Henry Kirke White (1785-1806) was born in Nottingham. He attended schools in the city and in 1798 was apprenticed to a Nottingham hosier. By this time he had already begun to write poetry and read widely in the classics and modern literature. Hating the life of a hosier, he persuaded his family to apprentice him to a local law firm, Messrs. Coldham and Enfield of Middle Pavement, Nottingham.
By 1800 White's poems were beginning to be published in the Monthly Mirror and the Monthly Preceptor . In 1803 he published a volume of poetry, Clifton Grove , by subscription, receiving a generally favourable response.
By the summer of 1803 White was becoming increasingly deaf, precluding a career at the bar, and suffered his first bout of tuberculosis. He decided to go to university and prepare himself for the ministry, managing to procure a sizarship at St John's College, Cambridge. He went up in 1805 and established himself as one of the foremost classical scholars of his year, being awarded an exhibition in June 1806 and winning the University prize in Classical composition. The intense effort required at Cambridge caused a rapid deterioration in his health and he died in his rooms at St John's on 19th October 1806.

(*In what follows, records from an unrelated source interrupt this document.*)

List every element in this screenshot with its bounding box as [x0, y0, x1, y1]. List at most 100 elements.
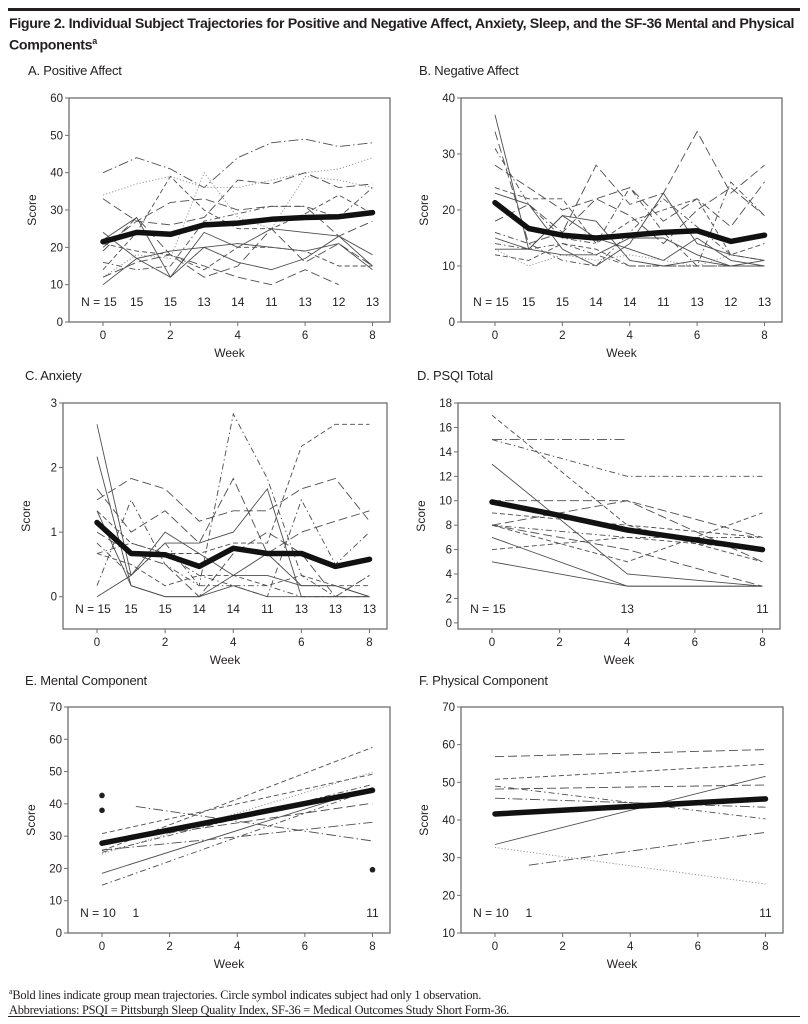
individual-trajectory — [96, 423, 370, 554]
x-tick-label: 6 — [695, 941, 701, 953]
y-tick-label: 1 — [51, 527, 57, 539]
y-tick-label: 18 — [439, 398, 452, 410]
x-tick-label: 0 — [492, 941, 498, 953]
individual-trajectory — [102, 138, 373, 189]
y-tick-label: 0 — [57, 317, 63, 329]
x-tick-label: 2 — [559, 941, 565, 953]
individual-trajectory — [135, 805, 373, 842]
individual-trajectory — [96, 542, 370, 598]
x-tick-label: 6 — [298, 637, 304, 649]
individual-trajectory — [96, 531, 370, 598]
sample-size-label: 13 — [329, 602, 343, 616]
individual-trajectory — [102, 187, 373, 271]
individual-trajectory — [494, 130, 765, 245]
x-tick-label: 8 — [759, 637, 765, 649]
y-tick-label: 10 — [442, 928, 455, 940]
sample-size-label: 13 — [298, 295, 312, 309]
individual-trajectory — [102, 228, 373, 278]
x-tick-label: 0 — [99, 941, 105, 953]
sample-size-label: 11 — [759, 906, 772, 920]
x-tick-label: 8 — [366, 637, 372, 649]
individual-trajectory — [491, 524, 763, 587]
x-tick-label: 0 — [100, 330, 106, 342]
y-tick-label: 40 — [442, 815, 455, 827]
y-tick-label: 20 — [442, 205, 455, 217]
individual-trajectory — [494, 243, 765, 267]
single-observation-point — [369, 866, 376, 873]
figure-title-text: Figure 2. Individual Subject Trajectorie… — [9, 16, 795, 54]
sample-size-label: 14 — [623, 295, 637, 309]
sample-size-label: 13 — [758, 295, 772, 309]
individual-trajectory — [494, 215, 765, 267]
panel-title-a: A. Positive Affect — [28, 63, 122, 78]
x-tick-label: 6 — [302, 330, 308, 342]
y-axis-label: Score — [19, 500, 33, 532]
y-tick-label: 10 — [439, 496, 452, 508]
panel-title-c: C. Anxiety — [25, 368, 82, 383]
top-rule — [8, 8, 800, 11]
sample-size-label: 1 — [525, 906, 532, 920]
sample-size-label: 11 — [261, 602, 274, 616]
individual-trajectory — [101, 787, 373, 874]
x-axis-label: Week — [607, 957, 638, 971]
plot-frame — [67, 706, 391, 934]
x-tick-label: 8 — [369, 941, 375, 953]
y-tick-label: 3 — [51, 398, 57, 410]
individual-trajectory — [101, 771, 373, 855]
figure-title: Figure 2. Individual Subject Trajectorie… — [9, 16, 799, 55]
y-tick-label: 0 — [446, 618, 452, 630]
y-tick-label: 40 — [49, 799, 62, 811]
sample-size-label: 15 — [164, 295, 178, 309]
individual-trajectory — [102, 235, 373, 286]
y-tick-label: 70 — [442, 702, 455, 714]
sample-size-label: N = 15 — [473, 295, 509, 309]
x-axis-label: Week — [606, 346, 637, 360]
plot-frame — [457, 402, 781, 630]
x-axis-label: Week — [214, 957, 245, 971]
footnote-line-2: Abbreviations: PSQI = Pittsburgh Sleep Q… — [9, 1003, 510, 1018]
individual-trajectory — [494, 784, 766, 790]
single-observation-point — [99, 792, 105, 799]
group-mean-line — [94, 519, 373, 570]
x-tick-label: 8 — [762, 941, 768, 953]
group-mean-line — [492, 199, 768, 245]
y-axis-label: Score — [417, 194, 431, 226]
sample-size-label: 14 — [193, 602, 207, 616]
individual-trajectory — [491, 439, 763, 477]
sample-size-label: 11 — [366, 906, 379, 920]
x-tick-label: 2 — [556, 637, 562, 649]
y-tick-label: 40 — [442, 93, 455, 105]
y-tick-label: 0 — [56, 928, 62, 940]
panel-d: 0 2 4 6 8 10 12 14 16 18 0 2 4 6 8 Week Score N = 15 13 11 — [414, 398, 781, 667]
y-tick-label: 10 — [442, 261, 455, 273]
individual-trajectory — [491, 561, 763, 587]
panel-b: 0 10 20 30 40 0 2 4 6 8 Week Score N = 15 15 15 14 14 11 1… — [417, 93, 783, 360]
y-axis-label: Score — [414, 500, 428, 532]
x-tick-label: 4 — [624, 637, 631, 649]
panel-title-e: E. Mental Component — [25, 673, 147, 688]
individual-trajectory — [491, 414, 763, 563]
sample-size-label: 12 — [724, 295, 738, 309]
individual-trajectory — [102, 157, 373, 196]
x-axis-label: Week — [214, 346, 245, 360]
y-tick-label: 50 — [442, 777, 455, 789]
group-mean-line — [489, 499, 766, 553]
y-tick-label: 10 — [50, 280, 63, 292]
individual-trajectory — [494, 763, 766, 780]
group-mean-line — [99, 787, 376, 846]
x-tick-label: 6 — [302, 941, 308, 953]
x-tick-label: 4 — [627, 941, 634, 953]
sample-size-label: N = 10 — [80, 906, 116, 920]
y-tick-label: 2 — [446, 593, 452, 605]
individual-trajectory — [494, 187, 765, 245]
x-tick-label: 0 — [492, 330, 498, 342]
panel-c: 0 1 2 3 0 2 4 6 8 Week Score N = 15 15 15 14 14 11 13 13 13 — [19, 398, 388, 667]
individual-trajectory — [102, 175, 373, 271]
individual-trajectory — [491, 524, 763, 538]
x-tick-label: 8 — [369, 330, 375, 342]
individual-trajectory — [494, 192, 765, 267]
individual-trajectory — [101, 773, 373, 835]
individual-trajectory — [494, 785, 766, 820]
footnote-text-1: Bold lines indicate group mean trajector… — [12, 988, 482, 1003]
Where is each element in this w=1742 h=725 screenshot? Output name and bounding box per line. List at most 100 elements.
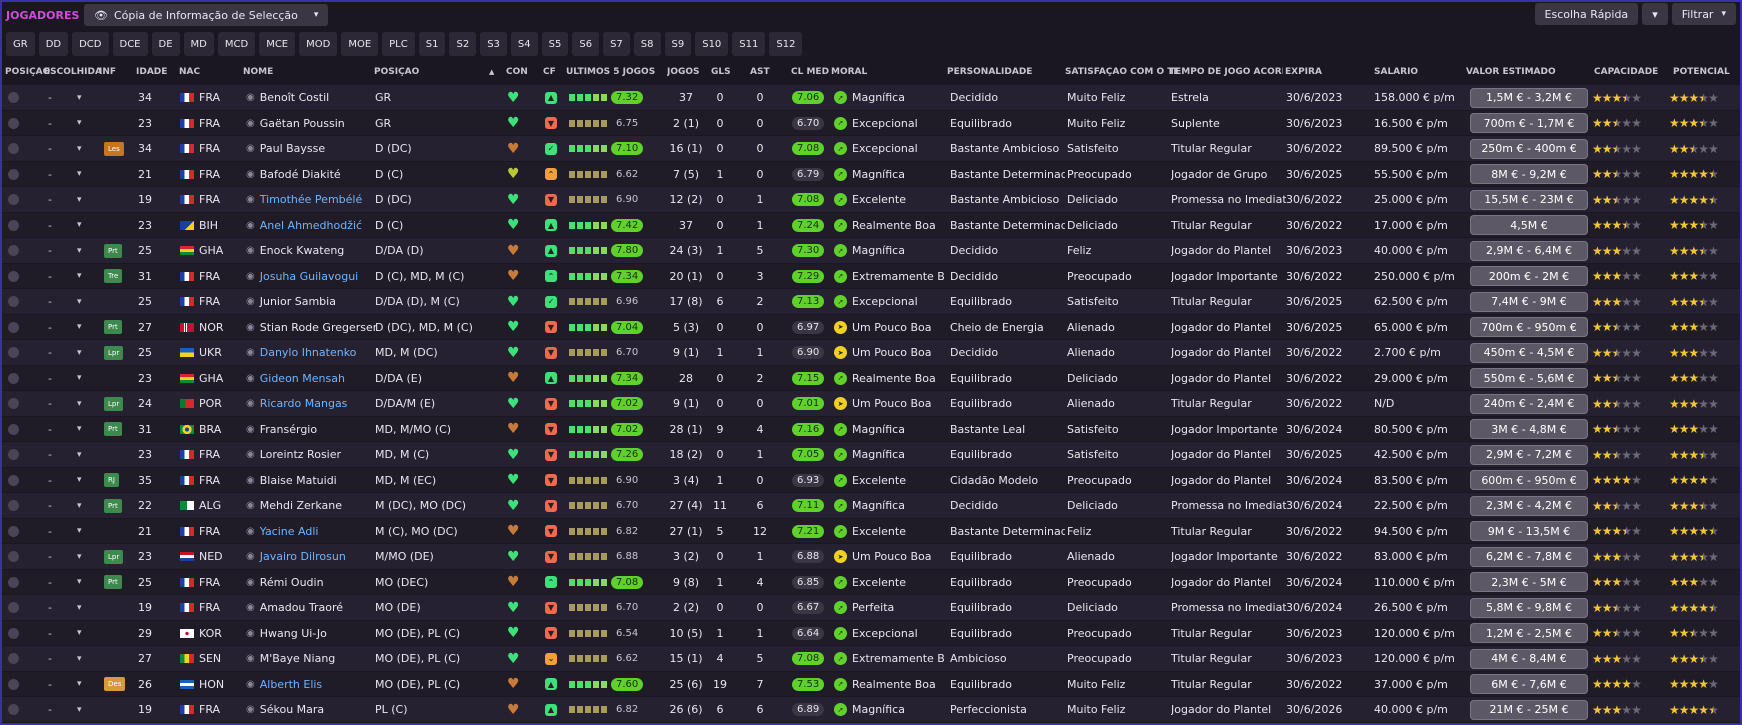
quick-choice-button[interactable]: Escolha Rápida <box>1534 3 1639 25</box>
header-expira[interactable]: EXPIRA <box>1285 67 1322 77</box>
tab-s3[interactable]: S3 <box>480 32 507 56</box>
estimated-value[interactable]: 4,5M € <box>1470 215 1588 235</box>
player-name[interactable]: Hwang Ui-Jo <box>259 626 327 640</box>
tab-gr[interactable]: GR <box>6 32 35 56</box>
table-row[interactable]: - ▾ Prt 25 FRA ◉ Rémi Oudin MO (DEC) ♥ ⌃ 7.08 9 (8)… <box>2 569 1740 595</box>
player-name[interactable]: Enock Kwateng <box>259 244 345 257</box>
position-slot[interactable]: - <box>48 346 52 359</box>
select-radio[interactable] <box>8 245 19 256</box>
position-slot[interactable]: - <box>48 218 52 232</box>
chevron-down-icon[interactable]: ▾ <box>77 271 82 281</box>
header-posicao[interactable]: POSIÇÃO <box>5 67 51 77</box>
header-nome[interactable]: NOME <box>243 67 274 77</box>
position-slot[interactable]: - <box>48 269 52 283</box>
filter-button[interactable]: Filtrar ▾ <box>1671 3 1736 25</box>
tab-s4[interactable]: S4 <box>510 32 538 56</box>
estimated-value[interactable]: 6,2M € - 7,8M € <box>1470 546 1588 567</box>
chevron-down-icon[interactable]: ▾ <box>77 296 82 307</box>
tab-s6[interactable]: S6 <box>572 32 600 56</box>
select-radio[interactable] <box>8 653 19 664</box>
header-tempo[interactable]: TEMPO DE JOGO ACORDA... <box>1169 67 1283 77</box>
table-row[interactable]: - ▾ Lpr 23 NED ◉ Javairo Dilrosun M/MO (DE) ♥ ▼ 6.… <box>2 544 1740 570</box>
table-row[interactable]: - ▾ 34 FRA ◉ Benoît Costil GR ♥ ▲ 7.32 37 0 0 7.06 ➚ Ma… <box>2 85 1740 111</box>
table-row[interactable]: - ▾ 25 FRA ◉ Junior Sambia D/DA (D), M (C) ♥ ✓ 6.… <box>2 289 1740 315</box>
table-row[interactable]: - ▾ RJ 35 FRA ◉ Blaise Matuidi MD, M (EC) ♥ ▼ 6.90… <box>2 467 1740 493</box>
chevron-down-icon[interactable]: ▾ <box>77 169 82 179</box>
estimated-value[interactable]: 5,8M € - 9,8M € <box>1470 597 1588 618</box>
tab-s12[interactable]: S12 <box>769 32 803 56</box>
estimated-value[interactable]: 700m € - 950m € <box>1470 317 1588 337</box>
player-name[interactable]: Alberth Elis <box>259 677 323 691</box>
header-con[interactable]: CON <box>506 67 528 77</box>
header-escolhida[interactable]: ESCOLHIDA <box>44 67 102 77</box>
estimated-value[interactable]: 21M € - 25M € <box>1470 699 1588 720</box>
table-row[interactable]: - ▾ 23 BIH ◉ Anel Ahmedhodžić D (C) ♥ ▲ 7.42 37 0 1 7… <box>2 212 1740 238</box>
tab-dce[interactable]: DCE <box>112 32 148 56</box>
select-radio[interactable] <box>8 194 19 205</box>
chevron-down-icon[interactable]: ▾ <box>77 118 82 128</box>
table-row[interactable]: - ▾ Prt 25 GHA ◉ Enock Kwateng D/DA (D) ♥ ▲ 7.80 24… <box>2 238 1740 264</box>
header-gls[interactable]: GLS <box>711 67 731 77</box>
position-slot[interactable]: - <box>48 167 52 181</box>
select-radio[interactable] <box>8 449 19 460</box>
player-name[interactable]: Bafodé Diakité <box>259 167 341 181</box>
select-radio[interactable] <box>8 704 19 715</box>
table-row[interactable]: - ▾ 27 SEN ◉ M'Baye Niang MO (DE), PL (C) ♥ ⌄ 6.6… <box>2 646 1740 672</box>
select-radio[interactable] <box>8 500 19 511</box>
table-row[interactable]: - ▾ 19 FRA ◉ Timothée Pembélé D (DC) ♥ ▼ 6.90 12 (… <box>2 187 1740 213</box>
select-radio[interactable] <box>8 117 19 129</box>
header-inf[interactable]: INF <box>99 67 117 77</box>
table-row[interactable]: - ▾ Lpr 24 POR ◉ Ricardo Mangas D/DA/M (E) ♥ ▼ 7.0… <box>2 391 1740 417</box>
estimated-value[interactable]: 200m € - 2M € <box>1470 266 1588 286</box>
header-salario[interactable]: SALÁRIO <box>1374 67 1419 77</box>
select-radio[interactable] <box>8 602 19 613</box>
chevron-down-icon[interactable]: ▾ <box>77 398 82 409</box>
table-row[interactable]: - ▾ Prt 31 BRA ◉ Fransérgio MD, M/MO (C) ♥ ▼ 7.02 2… <box>2 416 1740 442</box>
player-name[interactable]: Gideon Mensah <box>259 371 345 385</box>
header-ultimos[interactable]: ÚLTIMOS 5 JOGOS <box>566 67 656 77</box>
table-row[interactable]: - ▾ 23 FRA ◉ Gaëtan Poussin GR ♥ ▼ 6.75 2 (1) 0 0 6.7… <box>2 110 1740 136</box>
position-slot[interactable]: - <box>48 448 52 461</box>
table-row[interactable]: - ▾ Les 34 FRA ◉ Paul Baysse D (DC) ♥ ✓ 7.10 16 (1)… <box>2 136 1740 162</box>
header-potencial[interactable]: POTENCIAL <box>1673 67 1730 77</box>
select-radio[interactable] <box>8 678 19 690</box>
chevron-down-icon[interactable]: ▾ <box>77 143 82 154</box>
player-name[interactable]: Anel Ahmedhodžić <box>259 218 363 232</box>
position-slot[interactable]: - <box>48 524 52 538</box>
header-capacidade[interactable]: CAPACIDADE <box>1594 67 1659 77</box>
header-satisfacao[interactable]: SATISFAÇÃO COM O TE... <box>1065 67 1179 77</box>
table-row[interactable]: - ▾ Prt 22 ALG ◉ Mehdi Zerkane M (DC), MO (DC) ♥… <box>2 493 1740 519</box>
select-radio[interactable] <box>8 551 19 562</box>
position-slot[interactable]: - <box>48 677 52 691</box>
tab-mce[interactable]: MCE <box>259 32 296 56</box>
estimated-value[interactable]: 250m € - 400m € <box>1470 138 1588 159</box>
table-row[interactable]: - ▾ Prt 27 NOR ◉ Stian Rode Gregersen D (DC), M… <box>2 314 1740 340</box>
tab-dd[interactable]: DD <box>38 32 69 56</box>
estimated-value[interactable]: 4M € - 8,4M € <box>1470 648 1588 669</box>
estimated-value[interactable]: 6M € - 7,6M € <box>1470 674 1588 694</box>
player-name[interactable]: Javairo Dilrosun <box>259 550 346 563</box>
chevron-down-icon[interactable]: ▾ <box>77 220 82 230</box>
chevron-down-icon[interactable]: ▾ <box>77 704 82 715</box>
player-name[interactable]: Paul Baysse <box>259 142 326 155</box>
position-slot[interactable]: - <box>48 91 52 104</box>
position-slot[interactable]: - <box>48 652 52 665</box>
player-name[interactable]: Timothée Pembélé <box>259 193 363 206</box>
header-nac[interactable]: NAC <box>179 67 201 77</box>
estimated-value[interactable]: 700m € - 1,7M € <box>1470 113 1588 133</box>
select-radio[interactable] <box>8 372 19 384</box>
table-row[interactable]: - ▾ 21 FRA ◉ Yacine Adli M (C), MO (DC) ♥ ▼ 6.82 2… <box>2 518 1740 544</box>
select-radio[interactable] <box>8 474 19 486</box>
estimated-value[interactable]: 550m € - 5,6M € <box>1470 368 1588 388</box>
header-ast[interactable]: AST <box>750 67 770 77</box>
position-slot[interactable]: - <box>48 703 52 716</box>
table-row[interactable]: - ▾ Lpr 25 UKR ◉ Danylo Ihnatenko MD, M (DC) ♥ ▼ 6… <box>2 340 1740 366</box>
header-personalidade[interactable]: PERSONALIDADE <box>947 67 1033 77</box>
header-valor[interactable]: VALOR ESTIMADO <box>1466 67 1556 77</box>
quick-choice-dropdown[interactable]: ▾ <box>1642 3 1668 25</box>
estimated-value[interactable]: 1,5M € - 3,2M € <box>1470 87 1588 108</box>
tab-s8[interactable]: S8 <box>633 32 661 56</box>
estimated-value[interactable]: 450m € - 4,5M € <box>1470 342 1588 363</box>
position-slot[interactable]: - <box>48 397 52 410</box>
tab-s9[interactable]: S9 <box>664 32 692 56</box>
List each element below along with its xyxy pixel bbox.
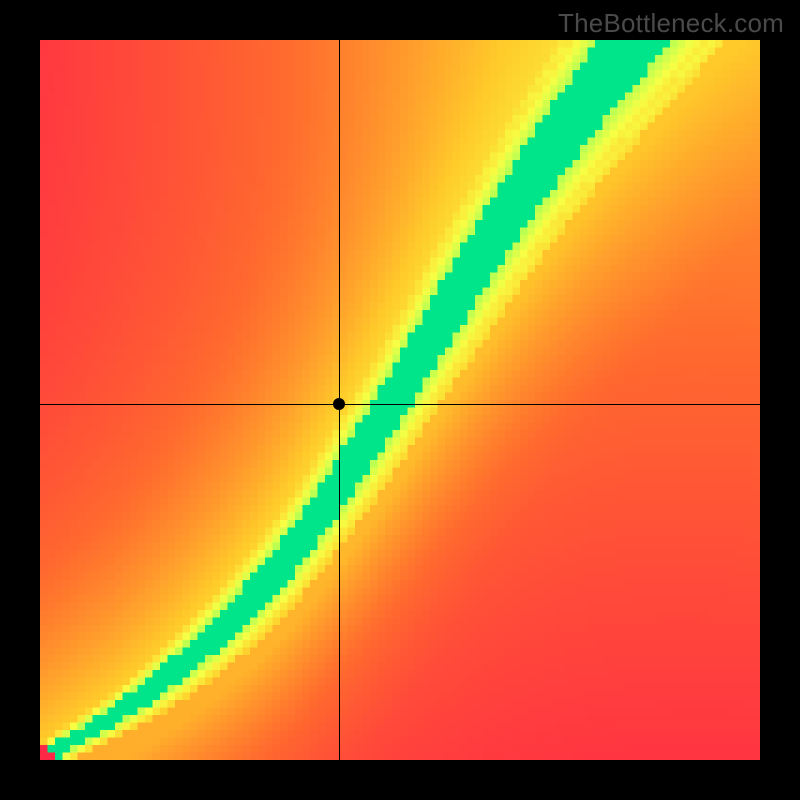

White left behind a large amount of unpublished poetry which was collected together by his brother Neville, edited by Robert Southey, and published in 1807 as the Remains of Kirke White . It was a great popular success and went through many printings and four revised editions over the next thirty years. However, as taste changed his reputation as a poet waned and he is now accorded only a minor place among poets of the nineteenth century.